Por su parte, el Protomedicato había elaborado las “Instrucciones sobre la inoculación de la vacuna de orden del Exmo. Sr. Virrey, marqués de Sobremonte”.
Los jueves, vacunas
Fueron 16 años en los que Segurola vacunaba todos los jueves por la tarde en su quinta situada en lo que hoy es Caballito.
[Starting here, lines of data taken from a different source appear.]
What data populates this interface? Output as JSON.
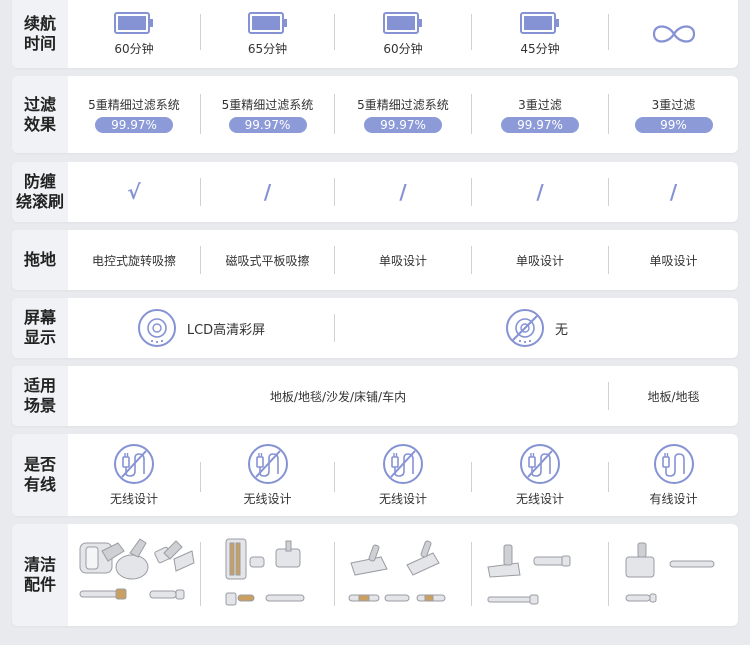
{
  "colors": {
    "accent": "#8592d4",
    "pill": "#8d9ad8",
    "label_bg": "#f1f2f5",
    "page_bg": "#e9eaee"
  },
  "battery": {
    "label_1": "续航",
    "label_2": "时间",
    "cells": [
      {
        "icon": "battery-icon",
        "text": "60分钟"
      },
      {
        "icon": "battery-icon",
        "text": "65分钟"
      },
      {
        "icon": "battery-icon",
        "text": "60分钟"
      },
      {
        "icon": "battery-icon",
        "text": "45分钟"
      },
      {
        "icon": "infinity-icon",
        "text": ""
      }
    ]
  },
  "filter": {
    "label_1": "过滤",
    "label_2": "效果",
    "cells": [
      {
        "text": "5重精细过滤系统",
        "pill": "99.97%"
      },
      {
        "text": "5重精细过滤系统",
        "pill": "99.97%"
      },
      {
        "text": "5重精细过滤系统",
        "pill": "99.97%"
      },
      {
        "text": "3重过滤",
        "pill": "99.97%"
      },
      {
        "text": "3重过滤",
        "pill": "99%"
      }
    ]
  },
  "anti_tangle": {
    "label_1": "防缠",
    "label_2": "绕滚刷",
    "cells": [
      "√",
      "/",
      "/",
      "/",
      "/"
    ]
  },
  "mop": {
    "label_1": "拖地",
    "cells": [
      "电控式旋转吸擦",
      "磁吸式平板吸擦",
      "单吸设计",
      "单吸设计",
      "单吸设计"
    ]
  },
  "screen": {
    "label_1": "屏幕",
    "label_2": "显示",
    "cells": [
      {
        "icon": "lcd-screen-icon",
        "text": "LCD高清彩屏"
      },
      {
        "icon": "no-screen-icon",
        "text": "无"
      }
    ]
  },
  "scene": {
    "label_1": "适用",
    "label_2": "场景",
    "cells": [
      "地板/地毯/沙发/床铺/车内",
      "地板/地毯"
    ]
  },
  "wired": {
    "label_1": "是否",
    "label_2": "有线",
    "cells": [
      {
        "icon": "no-cord-icon",
        "text": "无线设计"
      },
      {
        "icon": "no-cord-icon",
        "text": "无线设计"
      },
      {
        "icon": "no-cord-icon",
        "text": "无线设计"
      },
      {
        "icon": "no-cord-icon",
        "text": "无线设计"
      },
      {
        "icon": "cord-icon",
        "text": "有线设计"
      }
    ]
  },
  "accessories": {
    "label_1": "清洁",
    "label_2": "配件",
    "cells": [
      "accessory-set-1",
      "accessory-set-2",
      "accessory-set-3",
      "accessory-set-4",
      "accessory-set-5"
    ]
  }
}
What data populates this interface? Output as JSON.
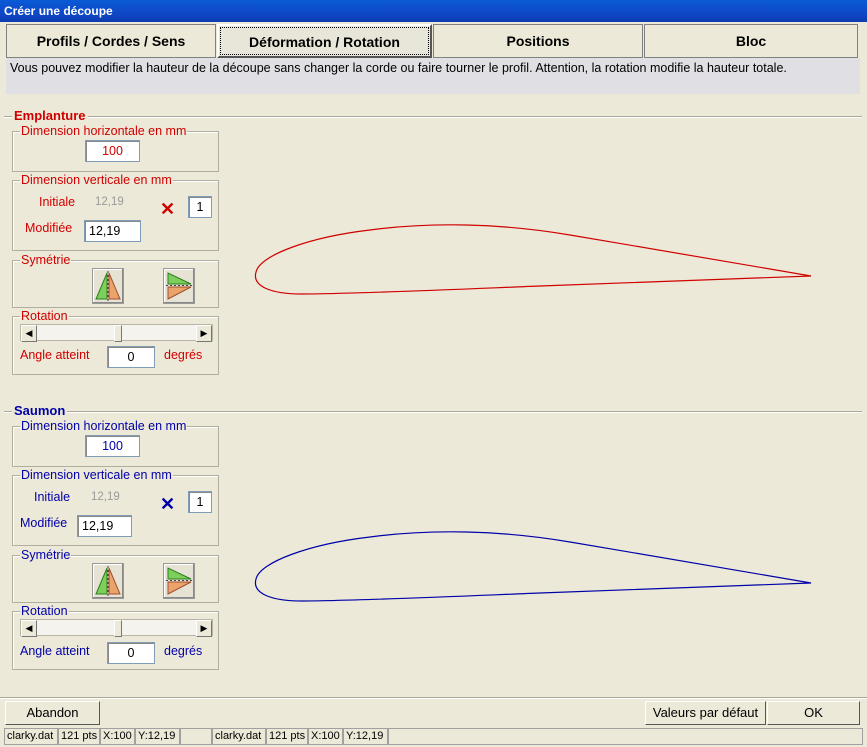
{
  "window": {
    "title": "Créer une découpe"
  },
  "tabs": [
    {
      "label": "Profils / Cordes / Sens"
    },
    {
      "label": "Déformation / Rotation"
    },
    {
      "label": "Positions"
    },
    {
      "label": "Bloc"
    }
  ],
  "info_text": "Vous pouvez modifier la hauteur de la découpe sans changer la corde ou faire tourner le profil. Attention, la rotation modifie la hauteur totale.",
  "root": {
    "title": "Emplanture",
    "horizontal": {
      "label": "Dimension horizontale en mm",
      "value": "100"
    },
    "vertical": {
      "label": "Dimension verticale en mm",
      "initial_label": "Initiale",
      "initial_value": "12,19",
      "modified_label": "Modifiée",
      "modified_value": "12,19",
      "multiplier": "1"
    },
    "symmetry": {
      "label": "Symétrie"
    },
    "rotation": {
      "label": "Rotation",
      "angle_label": "Angle atteint",
      "angle_value": "0",
      "angle_unit": "degrés",
      "slider_position": 0.5
    },
    "color": "#d00000"
  },
  "tip": {
    "title": "Saumon",
    "horizontal": {
      "label": "Dimension horizontale en mm",
      "value": "100"
    },
    "vertical": {
      "label": "Dimension verticale en mm",
      "initial_label": "Initiale",
      "initial_value": "12,19",
      "modified_label": "Modifiée",
      "modified_value": "12,19",
      "multiplier": "1"
    },
    "symmetry": {
      "label": "Symétrie"
    },
    "rotation": {
      "label": "Rotation",
      "angle_label": "Angle atteint",
      "angle_value": "0",
      "angle_unit": "degrés",
      "slider_position": 0.5
    },
    "color": "#0000a8"
  },
  "buttons": {
    "cancel": "Abandon",
    "defaults": "Valeurs par défaut",
    "ok": "OK"
  },
  "status": {
    "root_file": "clarky.dat",
    "root_pts": "121 pts",
    "root_x": "X:100",
    "root_y": "Y:12,19",
    "tip_file": "clarky.dat",
    "tip_pts": "121 pts",
    "tip_x": "X:100",
    "tip_y": "Y:12,19"
  }
}
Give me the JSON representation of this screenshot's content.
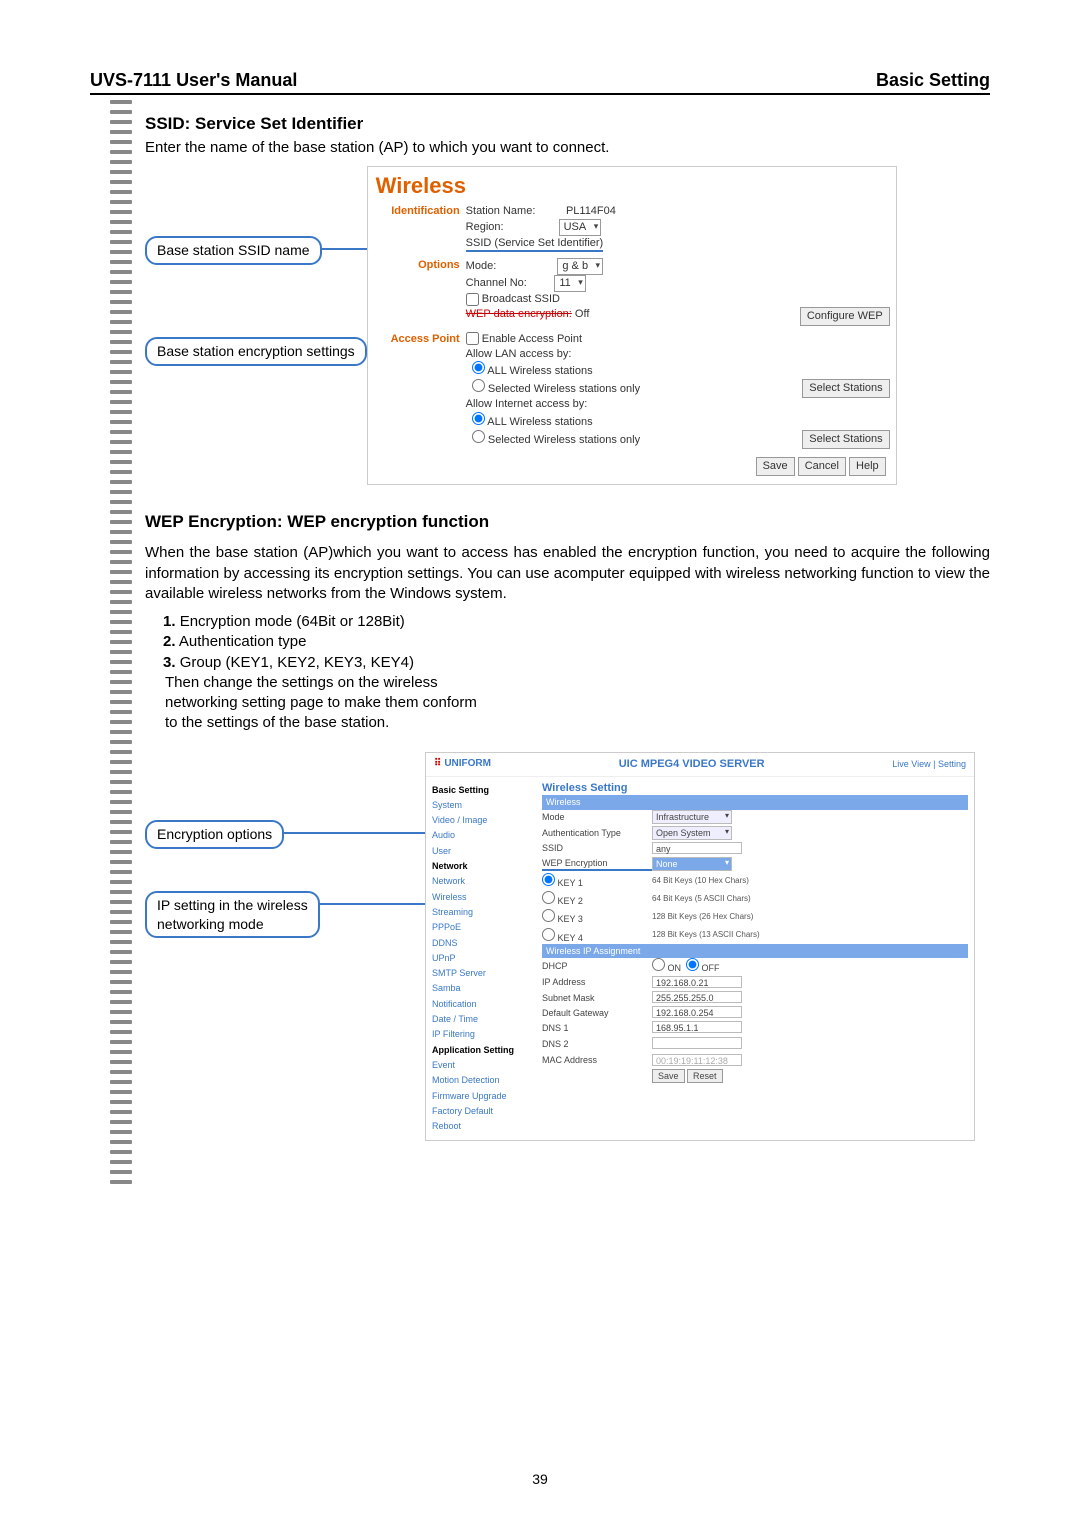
{
  "header": {
    "left": "UVS-7111 User's Manual",
    "right": "Basic Setting"
  },
  "ssid": {
    "title": "SSID: Service Set Identifier",
    "desc": "Enter the name of the base station (AP) to which you want to connect."
  },
  "callouts1": {
    "ssid_name": "Base station SSID name",
    "enc_settings": "Base station encryption settings"
  },
  "wireless_panel": {
    "title": "Wireless",
    "identification": {
      "label": "Identification",
      "station_name_lab": "Station Name:",
      "station_name_val": "PL114F04",
      "region_lab": "Region:",
      "region_val": "USA",
      "ssid_lab": "SSID (Service Set Identifier)"
    },
    "options": {
      "label": "Options",
      "mode_lab": "Mode:",
      "mode_val": "g & b",
      "channel_lab": "Channel No:",
      "channel_val": "11",
      "broadcast": "Broadcast SSID",
      "wep_lab": "WEP data encryption:",
      "wep_state": "Off",
      "configure": "Configure WEP"
    },
    "ap": {
      "label": "Access Point",
      "enable": "Enable Access Point",
      "lan_lab": "Allow LAN access by:",
      "all": "ALL Wireless stations",
      "sel": "Selected Wireless stations only",
      "inet_lab": "Allow Internet access by:",
      "select_btn": "Select Stations"
    },
    "buttons": {
      "save": "Save",
      "cancel": "Cancel",
      "help": "Help"
    }
  },
  "wep": {
    "title": "WEP Encryption: WEP encryption function",
    "para": "When the base station (AP)which you want to access has enabled the encryption function, you need to acquire the following information by accessing its encryption settings. You can use acomputer equipped with wireless networking function to view the available wireless networks from the Windows system.",
    "items": [
      "Encryption mode (64Bit or 128Bit)",
      "Authentication type",
      "Group (KEY1, KEY2, KEY3, KEY4)"
    ],
    "tail1": "Then change the settings on the wireless",
    "tail2": "networking setting page to make them conform",
    "tail3": "to the settings of the base station."
  },
  "callouts2": {
    "enc_opts": "Encryption options",
    "ip_setting1": "IP setting in the wireless",
    "ip_setting2": "networking mode"
  },
  "fig2": {
    "logo": "UNIFORM",
    "server": "UIC MPEG4 VIDEO SERVER",
    "links": {
      "live": "Live View",
      "setting": "Setting"
    },
    "sidebar": {
      "basic": "Basic Setting",
      "items1": [
        "System",
        "Video / Image",
        "Audio",
        "User"
      ],
      "net": "Network",
      "items2": [
        "Network",
        "Wireless",
        "Streaming",
        "PPPoE",
        "DDNS",
        "UPnP",
        "SMTP Server",
        "Samba",
        "Notification",
        "Date / Time",
        "IP Filtering"
      ],
      "app": "Application Setting",
      "items3": [
        "Event",
        "Motion Detection",
        "Firmware Upgrade",
        "Factory Default",
        "Reboot"
      ]
    },
    "main": {
      "title": "Wireless Setting",
      "sec_wireless": "Wireless",
      "mode_lab": "Mode",
      "mode_val": "Infrastructure",
      "auth_lab": "Authentication Type",
      "auth_val": "Open System",
      "ssid_lab": "SSID",
      "ssid_val": "any",
      "wep_lab": "WEP Encryption",
      "wep_val": "None",
      "keys": [
        "KEY 1",
        "KEY 2",
        "KEY 3",
        "KEY 4"
      ],
      "key_legend": [
        "64 Bit Keys (10 Hex Chars)",
        "64 Bit Keys (5 ASCII Chars)",
        "128 Bit Keys (26 Hex Chars)",
        "128 Bit Keys (13 ASCII Chars)"
      ],
      "sec_ip": "Wireless IP Assignment",
      "dhcp_lab": "DHCP",
      "dhcp_on": "ON",
      "dhcp_off": "OFF",
      "ip_lab": "IP Address",
      "ip_val": "192.168.0.21",
      "mask_lab": "Subnet Mask",
      "mask_val": "255.255.255.0",
      "gw_lab": "Default Gateway",
      "gw_val": "192.168.0.254",
      "dns1_lab": "DNS 1",
      "dns1_val": "168.95.1.1",
      "dns2_lab": "DNS 2",
      "mac_lab": "MAC Address",
      "mac_val": "00:19:19:11:12:38",
      "save": "Save",
      "reset": "Reset"
    }
  },
  "page": "39"
}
En el medio, fue director de la Biblioteca Nacional, diputado en la famosa Asamblea del Año XIII, director de la Casa de Niños Expósitos y luego Inspector General de Escuelas.
Manuel Belgrano, en 1810, decía sobre Segurola, que sobre él cargaba “la insoportable carga de conservar el indicado fluido y vacunar a cuantos se le presentasen temerosos de contener el mortífero veneno de la viruela destruidora”.
El Segundo Triunvirato le ordenó a Segurola elaborar un reglamento de vacunación, a la par que los diarios mantuvieron una campaña de esclarecimiento y persuasión, ya que muchos rechazaban vacunarse. “Hay que precaverse por medio de la vacuna, de esa plaga cuyo horror hace que el amigo abandone al amigo, el marido a la esposa y los padres a sus hijos, dejándolos perecer a manos, si no del contagio, de la necesidad”, escribía La Gaceta.
A esa altura, su fama excedía las fronteras. Hasta en Londres había un retrato suyo aplicando la vacuna y el propio Edward Jenner le pidió mantener correspondencia.
No la pasó bien durante el gobierno de Juan Manuel de Rosas cuando el Estado le quitó el apoyo económico a la Casa de Niños Expósitos, debió hacerse cargo de un millar de niños que quedaron desamparados.
Recién recibiría una pensión de manos de Urquiza. Murió en su casa el 23 de abril de 1854. Tenía 78 años.
Al morir, Bartolomé Mitre, escribió en el diario El Nacional: “En cualquier parte del mundo donde hubiese existido un hombre como el que acabamos de perder, el pueblo, agradecido a sus beneficios, le levantaría estatuas”.
El pacará, también conocido como timbó u oreja de negro, a cuya sombra Segurola vacunaba, estaba en la quinta de su hermano Romualdo. Su retoño, atrapado en la gran ciudad, permanece silencioso e impasible. Continúa dando sombra, como la que le brindaba a aquel cura obstinado en vacunar.